I have a views table joining with a temp table with the below parameters intentionally enabled.
The Code Snippet is,
CREATE TABLE STG_CONVERSION AS SELECT CONV.CONVERSION_ID, CONV.USER_ID, TP.TIME, CONV.TIME AS ACTIVITY_TIME, TP.MULTI_DIM_ID, CONV.CONV_TYPE_ID, TP.SV1 FROM VIEWS TP JOIN SCU_TMP CONV ON TP.USER_ID = CONV.USER_ID WHERE TP.TIME <= CONV.TIME;
In the normal scenario, both the tables can have any number of records.
However,in the SCU_TMP table, only 10-50 records are expected with the same User Id.

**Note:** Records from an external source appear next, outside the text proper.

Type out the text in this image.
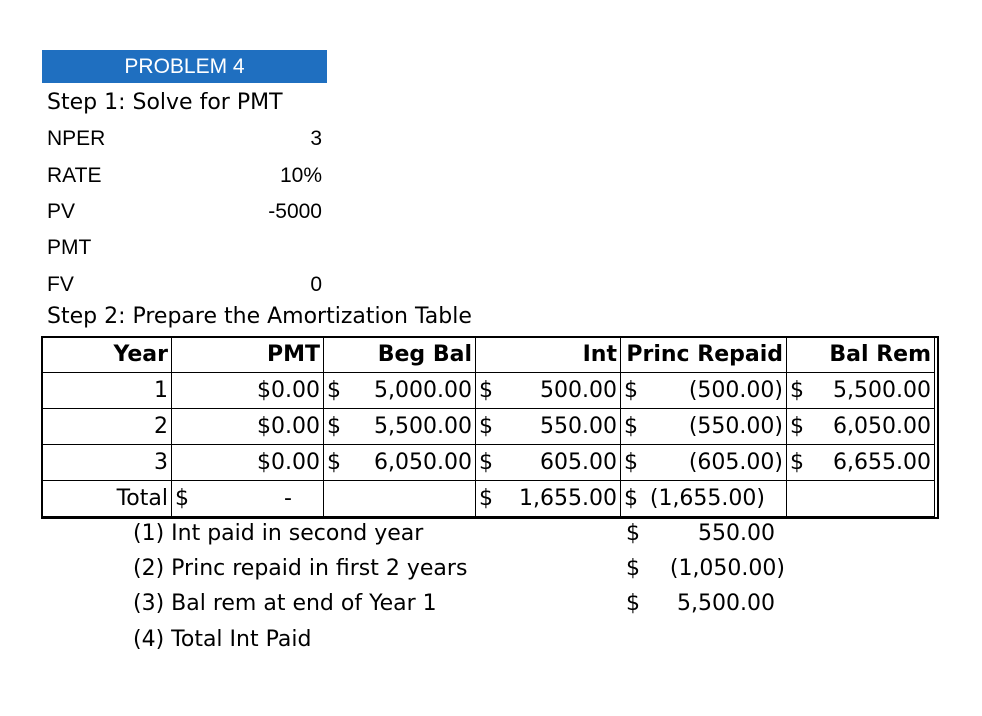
PROBLEM 4
Step 1: Solve for PMT
NPER	3
RATE	10%
PV	-5000
PMT
FV	0
Step 2: Prepare the Amortization Table
Year	PMT	Beg Bal	Int	Princ Repaid	Bal Rem
1	$0.00	$ 5,000.00	$ 500.00	$ (500.00)	$ 5,500.00

2	$0.00	$ 5,500.00	$ 550.00	$ (550.00)	$ 6,050.00

3	$0.00	$ 6,050.00	$ 605.00	$ (605.00)	$ 6,655.00

Total	$ -		$ 1,655.00	$ (1,655.00)	

(1) Int paid in second year	$	550.00
(2) Princ repaid in first 2 years	$	(1,050.00)
(3) Bal rem at end of Year 1	$	5,500.00
(4) Total Int Paid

But in some cases, couple of User IDs come with around 10k-20k records in SCU Temp table, which creates a cross product effect.

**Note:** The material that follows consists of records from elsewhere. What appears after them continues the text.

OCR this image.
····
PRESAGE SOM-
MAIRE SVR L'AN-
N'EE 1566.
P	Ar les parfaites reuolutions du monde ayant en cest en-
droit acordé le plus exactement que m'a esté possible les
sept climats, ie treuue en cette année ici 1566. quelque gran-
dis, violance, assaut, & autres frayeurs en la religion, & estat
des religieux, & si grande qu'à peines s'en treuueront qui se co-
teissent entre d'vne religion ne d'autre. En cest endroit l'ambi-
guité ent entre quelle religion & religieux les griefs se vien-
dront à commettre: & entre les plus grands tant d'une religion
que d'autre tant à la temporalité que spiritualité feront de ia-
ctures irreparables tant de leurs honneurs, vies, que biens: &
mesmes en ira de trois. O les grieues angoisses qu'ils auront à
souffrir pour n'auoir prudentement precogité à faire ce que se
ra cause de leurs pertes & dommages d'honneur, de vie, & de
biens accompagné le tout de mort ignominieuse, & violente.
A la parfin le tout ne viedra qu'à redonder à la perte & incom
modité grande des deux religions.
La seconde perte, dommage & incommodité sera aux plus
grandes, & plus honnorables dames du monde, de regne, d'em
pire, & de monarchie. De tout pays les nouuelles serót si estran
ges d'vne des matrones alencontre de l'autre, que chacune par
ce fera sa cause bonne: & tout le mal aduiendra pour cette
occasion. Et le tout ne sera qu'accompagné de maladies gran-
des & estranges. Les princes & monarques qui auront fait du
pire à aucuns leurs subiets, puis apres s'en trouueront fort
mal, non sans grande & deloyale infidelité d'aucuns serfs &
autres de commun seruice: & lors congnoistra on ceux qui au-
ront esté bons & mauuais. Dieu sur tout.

In such cases, it'll run for ever with just 1 mapper to complete.
Is there any way to optimise this and run this gracefully?
Can you try to tune it by changing the following ( try 2G then 4G or 6G ..) :
As you have scenarios for skew data in the joining column, enable skew join optimization.
you can tune it further with number of mapper tasks and split size by hive.skewjoin.mapjoin.map.tasks and hive.skewjoin.mapjoin.min.split properties.